Speaking at a March 17 event hosted by the Tokyo Foundation, titled "Decoding 'China Risk' Through Policy, Markets, and Geopolitics," economist Long Ke offered a more granular reading. China's growth model, he argued, is "running up against its limits," with recent trends pointing to a widening gap between ambition and reality.
Cracks in the System
China's economy has long depended on investment as its primary engine of growth. Yet that engine is faltering. Fixed-asset investment is estimated to have shrunk by 3.8% year-on-year, Long said, while investment in the once-dominant real estate sector has dropped by a striking 17.2%.
Price data further illustrates the weakness. China's producer price index, which reflects prices received by producers, stood at –2.6% in 2025 and has remained in negative territory for years.
Persistent producer price deflation, Long assessed, "is a clear sign that the economy is under significant strain."
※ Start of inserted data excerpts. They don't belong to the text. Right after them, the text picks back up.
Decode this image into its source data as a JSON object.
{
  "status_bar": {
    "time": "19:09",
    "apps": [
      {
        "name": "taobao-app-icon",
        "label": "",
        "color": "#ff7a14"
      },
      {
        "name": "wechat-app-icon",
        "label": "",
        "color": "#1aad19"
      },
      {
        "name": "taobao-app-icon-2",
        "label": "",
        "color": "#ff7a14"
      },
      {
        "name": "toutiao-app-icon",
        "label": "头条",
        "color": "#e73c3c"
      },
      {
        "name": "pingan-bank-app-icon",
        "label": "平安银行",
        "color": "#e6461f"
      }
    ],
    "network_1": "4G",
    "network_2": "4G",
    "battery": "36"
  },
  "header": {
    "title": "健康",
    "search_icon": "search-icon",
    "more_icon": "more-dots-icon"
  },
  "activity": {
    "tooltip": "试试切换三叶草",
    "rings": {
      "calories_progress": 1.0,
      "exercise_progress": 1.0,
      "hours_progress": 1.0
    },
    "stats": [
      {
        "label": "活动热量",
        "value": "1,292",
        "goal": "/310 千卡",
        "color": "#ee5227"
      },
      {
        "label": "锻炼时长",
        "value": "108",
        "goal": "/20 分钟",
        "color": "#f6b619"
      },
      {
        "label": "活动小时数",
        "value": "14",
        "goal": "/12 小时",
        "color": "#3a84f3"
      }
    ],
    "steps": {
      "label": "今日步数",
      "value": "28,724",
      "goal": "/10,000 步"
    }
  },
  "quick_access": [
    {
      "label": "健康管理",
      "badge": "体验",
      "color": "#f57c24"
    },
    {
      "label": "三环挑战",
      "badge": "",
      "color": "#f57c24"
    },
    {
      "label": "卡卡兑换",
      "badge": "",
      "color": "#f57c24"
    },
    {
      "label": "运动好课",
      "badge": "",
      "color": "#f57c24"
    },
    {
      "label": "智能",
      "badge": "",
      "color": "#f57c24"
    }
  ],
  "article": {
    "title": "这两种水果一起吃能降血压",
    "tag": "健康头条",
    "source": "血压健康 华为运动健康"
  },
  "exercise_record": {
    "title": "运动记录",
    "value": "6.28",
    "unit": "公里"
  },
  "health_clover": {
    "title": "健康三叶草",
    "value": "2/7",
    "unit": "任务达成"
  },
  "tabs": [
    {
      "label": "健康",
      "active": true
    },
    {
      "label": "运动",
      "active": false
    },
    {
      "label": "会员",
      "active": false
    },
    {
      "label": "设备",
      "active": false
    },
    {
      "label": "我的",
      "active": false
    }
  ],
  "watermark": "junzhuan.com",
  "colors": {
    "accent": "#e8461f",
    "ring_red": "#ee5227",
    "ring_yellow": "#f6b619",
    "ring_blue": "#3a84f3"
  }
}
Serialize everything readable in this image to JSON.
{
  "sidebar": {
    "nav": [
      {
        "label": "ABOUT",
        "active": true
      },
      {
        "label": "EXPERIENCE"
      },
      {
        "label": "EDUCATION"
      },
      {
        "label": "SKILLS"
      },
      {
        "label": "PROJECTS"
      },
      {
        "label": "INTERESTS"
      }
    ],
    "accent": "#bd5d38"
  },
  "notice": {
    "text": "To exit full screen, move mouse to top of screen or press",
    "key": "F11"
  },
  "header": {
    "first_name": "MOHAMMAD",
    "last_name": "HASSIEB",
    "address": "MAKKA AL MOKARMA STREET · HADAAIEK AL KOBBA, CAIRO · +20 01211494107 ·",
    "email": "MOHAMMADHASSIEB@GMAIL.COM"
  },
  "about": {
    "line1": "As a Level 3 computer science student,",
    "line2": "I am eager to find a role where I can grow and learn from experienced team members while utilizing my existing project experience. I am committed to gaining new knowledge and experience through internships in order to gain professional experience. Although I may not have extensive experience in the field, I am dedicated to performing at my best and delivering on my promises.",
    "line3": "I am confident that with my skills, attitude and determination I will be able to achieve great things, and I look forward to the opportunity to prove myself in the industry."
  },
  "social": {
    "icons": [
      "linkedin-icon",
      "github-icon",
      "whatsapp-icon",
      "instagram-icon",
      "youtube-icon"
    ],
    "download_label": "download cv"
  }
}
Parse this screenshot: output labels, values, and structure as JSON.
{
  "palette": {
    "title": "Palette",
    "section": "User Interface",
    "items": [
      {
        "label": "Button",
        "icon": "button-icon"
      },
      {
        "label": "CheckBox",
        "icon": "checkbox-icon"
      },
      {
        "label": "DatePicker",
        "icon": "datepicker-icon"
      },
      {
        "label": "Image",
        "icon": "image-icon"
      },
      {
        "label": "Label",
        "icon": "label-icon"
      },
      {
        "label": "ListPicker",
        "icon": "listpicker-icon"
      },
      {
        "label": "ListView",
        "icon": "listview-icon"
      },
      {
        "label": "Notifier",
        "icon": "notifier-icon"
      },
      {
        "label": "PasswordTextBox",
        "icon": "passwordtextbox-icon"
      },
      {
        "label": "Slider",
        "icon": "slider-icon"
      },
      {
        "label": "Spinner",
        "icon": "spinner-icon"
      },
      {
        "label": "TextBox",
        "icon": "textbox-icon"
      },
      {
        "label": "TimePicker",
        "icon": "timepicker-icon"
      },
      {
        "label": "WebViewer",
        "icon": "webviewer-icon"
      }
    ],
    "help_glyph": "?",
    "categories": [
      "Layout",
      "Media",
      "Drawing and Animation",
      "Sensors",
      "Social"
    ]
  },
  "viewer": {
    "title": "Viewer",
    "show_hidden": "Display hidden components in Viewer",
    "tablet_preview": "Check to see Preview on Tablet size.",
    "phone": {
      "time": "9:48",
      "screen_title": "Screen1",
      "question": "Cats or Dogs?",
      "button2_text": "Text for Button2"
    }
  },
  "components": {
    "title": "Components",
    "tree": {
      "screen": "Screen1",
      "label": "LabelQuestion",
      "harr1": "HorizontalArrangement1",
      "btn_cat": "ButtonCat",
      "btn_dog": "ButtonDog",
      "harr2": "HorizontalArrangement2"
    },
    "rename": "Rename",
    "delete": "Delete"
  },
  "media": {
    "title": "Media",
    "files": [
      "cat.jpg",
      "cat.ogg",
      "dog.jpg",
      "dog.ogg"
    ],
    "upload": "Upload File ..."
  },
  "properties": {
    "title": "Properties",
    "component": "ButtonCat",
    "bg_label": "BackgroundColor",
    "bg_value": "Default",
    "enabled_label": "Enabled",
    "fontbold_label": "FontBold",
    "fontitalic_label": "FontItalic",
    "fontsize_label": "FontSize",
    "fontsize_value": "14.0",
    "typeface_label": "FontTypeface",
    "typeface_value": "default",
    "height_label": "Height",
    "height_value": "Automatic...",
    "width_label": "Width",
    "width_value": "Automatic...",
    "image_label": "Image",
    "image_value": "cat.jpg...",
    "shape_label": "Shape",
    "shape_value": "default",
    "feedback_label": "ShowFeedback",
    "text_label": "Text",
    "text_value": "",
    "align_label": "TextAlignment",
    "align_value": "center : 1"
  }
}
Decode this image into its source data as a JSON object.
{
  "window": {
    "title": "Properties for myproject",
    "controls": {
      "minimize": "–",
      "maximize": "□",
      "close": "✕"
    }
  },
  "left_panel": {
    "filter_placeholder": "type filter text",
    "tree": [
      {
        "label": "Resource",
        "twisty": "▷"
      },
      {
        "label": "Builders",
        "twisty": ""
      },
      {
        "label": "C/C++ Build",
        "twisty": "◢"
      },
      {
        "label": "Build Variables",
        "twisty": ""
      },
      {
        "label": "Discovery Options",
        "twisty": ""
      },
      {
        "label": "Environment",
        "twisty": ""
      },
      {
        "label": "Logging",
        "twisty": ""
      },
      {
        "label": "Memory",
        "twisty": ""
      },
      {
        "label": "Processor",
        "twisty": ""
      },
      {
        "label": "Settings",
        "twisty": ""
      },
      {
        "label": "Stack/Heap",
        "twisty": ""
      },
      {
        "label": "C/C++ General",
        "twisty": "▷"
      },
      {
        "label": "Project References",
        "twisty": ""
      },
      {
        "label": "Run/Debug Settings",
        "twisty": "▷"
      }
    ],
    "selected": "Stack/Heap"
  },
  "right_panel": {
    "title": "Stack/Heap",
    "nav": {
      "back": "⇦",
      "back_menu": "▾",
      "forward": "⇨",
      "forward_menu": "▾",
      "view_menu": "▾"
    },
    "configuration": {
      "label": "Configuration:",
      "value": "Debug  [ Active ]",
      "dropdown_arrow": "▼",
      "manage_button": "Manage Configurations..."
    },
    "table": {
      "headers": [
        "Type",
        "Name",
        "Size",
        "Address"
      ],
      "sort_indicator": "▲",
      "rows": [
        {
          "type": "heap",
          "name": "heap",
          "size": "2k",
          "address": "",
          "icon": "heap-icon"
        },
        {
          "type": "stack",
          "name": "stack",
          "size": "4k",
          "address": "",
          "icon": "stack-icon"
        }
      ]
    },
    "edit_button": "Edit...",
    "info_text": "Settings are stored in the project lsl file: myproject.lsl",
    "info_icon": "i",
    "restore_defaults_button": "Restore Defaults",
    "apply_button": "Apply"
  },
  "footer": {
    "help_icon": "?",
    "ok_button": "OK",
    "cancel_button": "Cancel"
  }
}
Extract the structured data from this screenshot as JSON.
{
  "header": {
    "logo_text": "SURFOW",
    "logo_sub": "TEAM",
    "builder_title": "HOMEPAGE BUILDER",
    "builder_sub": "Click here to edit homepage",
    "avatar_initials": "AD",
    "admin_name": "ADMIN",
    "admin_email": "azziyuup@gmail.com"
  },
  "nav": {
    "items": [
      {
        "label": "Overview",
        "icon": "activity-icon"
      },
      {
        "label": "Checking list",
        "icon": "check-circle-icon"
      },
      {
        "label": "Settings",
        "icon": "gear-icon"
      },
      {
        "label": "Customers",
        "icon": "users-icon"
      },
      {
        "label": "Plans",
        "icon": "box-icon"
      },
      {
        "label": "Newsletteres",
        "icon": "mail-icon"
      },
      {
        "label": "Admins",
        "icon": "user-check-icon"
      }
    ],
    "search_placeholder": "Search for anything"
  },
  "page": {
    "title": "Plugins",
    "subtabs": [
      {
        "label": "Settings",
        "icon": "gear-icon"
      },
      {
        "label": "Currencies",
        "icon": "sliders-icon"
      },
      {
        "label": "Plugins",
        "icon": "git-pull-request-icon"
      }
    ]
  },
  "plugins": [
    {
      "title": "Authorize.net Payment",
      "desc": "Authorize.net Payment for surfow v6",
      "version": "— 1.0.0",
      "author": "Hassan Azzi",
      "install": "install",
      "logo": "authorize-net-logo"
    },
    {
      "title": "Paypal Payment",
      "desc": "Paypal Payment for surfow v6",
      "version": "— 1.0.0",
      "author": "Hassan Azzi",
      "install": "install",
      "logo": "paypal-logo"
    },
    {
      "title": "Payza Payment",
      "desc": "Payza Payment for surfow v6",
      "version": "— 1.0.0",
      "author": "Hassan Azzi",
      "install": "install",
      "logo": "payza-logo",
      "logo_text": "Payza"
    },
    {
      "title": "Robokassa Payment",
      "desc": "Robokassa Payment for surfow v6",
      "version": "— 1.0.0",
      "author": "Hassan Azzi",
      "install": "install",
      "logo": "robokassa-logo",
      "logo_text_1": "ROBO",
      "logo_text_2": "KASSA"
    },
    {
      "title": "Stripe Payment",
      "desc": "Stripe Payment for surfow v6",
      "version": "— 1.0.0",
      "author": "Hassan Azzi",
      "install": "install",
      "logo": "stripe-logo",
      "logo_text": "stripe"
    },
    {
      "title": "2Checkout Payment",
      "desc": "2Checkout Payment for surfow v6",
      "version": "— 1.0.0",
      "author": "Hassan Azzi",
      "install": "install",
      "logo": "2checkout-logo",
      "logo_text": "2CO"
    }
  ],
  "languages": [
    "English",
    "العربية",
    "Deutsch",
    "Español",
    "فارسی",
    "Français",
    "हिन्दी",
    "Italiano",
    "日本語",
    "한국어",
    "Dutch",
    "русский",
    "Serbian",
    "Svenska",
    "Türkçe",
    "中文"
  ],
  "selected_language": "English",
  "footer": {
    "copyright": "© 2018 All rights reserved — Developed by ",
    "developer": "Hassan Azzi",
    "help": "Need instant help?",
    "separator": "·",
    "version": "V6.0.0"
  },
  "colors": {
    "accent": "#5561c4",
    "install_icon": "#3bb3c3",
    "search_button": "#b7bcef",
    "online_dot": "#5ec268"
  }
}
Independent estimates reinforce that view. Projections by Rhodium Group, a US-based research firm, placed the country's likely growth closer to 2-3%, roughly half of Beijing's official figure.
The Rhodium figure is more consistent with broader indicators, including weak domestic demand, a prolonged property downturn, and subdued private-sector confidence, the Tokyo-based economist said.
Engineering Expansion
The deeper structural problem lies in how China manages growth. Targets are set first, and policy follows. Long describes an approach in which local governments and state-owned companies "engineer outcomes to fit the number."
When those targets exceed the economy's capacity, they encourage excessive investment — often reinforced by state subsidies — pushing firms to expand beyond sustainable levels. The result is a familiar cycle of overcapacity, diminishing returns, and mounting financial strain.
The consequences have become more visible in the post-pandemic period, Long said, where the East Asian powerhouse has yet to recover fully from the aftershocks of its stringent COVID-19 controls.
Prolonged lockdowns weakened the service sector, drove many small- and medium-sized enterprises into bankruptcy, and contributed to a sharp rise in youth unemployment. As younger workers struggle to find jobs, "household incomes and consumption remain under pressure," Long said, limiting the scope for a demand-led recovery.
External pressures have only compounded these domestic weaknesses. Tariffs imposed under the Trump administration continue to weigh on exports, even as geopolitical tensions encourage multinational firms to diversify supply chains away from China.
Rethinking the Taiwan Issue
For years, China's political economy under President Xi Jinping rested on an implicit bargain: sustained growth in exchange for a tighter political grip. But as growth slows, that balance may be shifting.
Signs of strain are becoming more visible within the system, reflected in an intensified anti-corruption campaign and a series of high-level purges, particularly within the military.
In recent months, Beijing has expanded its anti-graft drive within the People's Liberation Army, removing senior officials and reshuffling key posts. Such purges are not new, but their scale has raised questions about the PLA's operational readiness.
Analysts have argued that stripping away senior military leadership could leave Xi more prone to risk-taking. Long, however, pushed back against alarmist readings. The latest removals, he argued, have sidelined commanders with meaningful combat experience.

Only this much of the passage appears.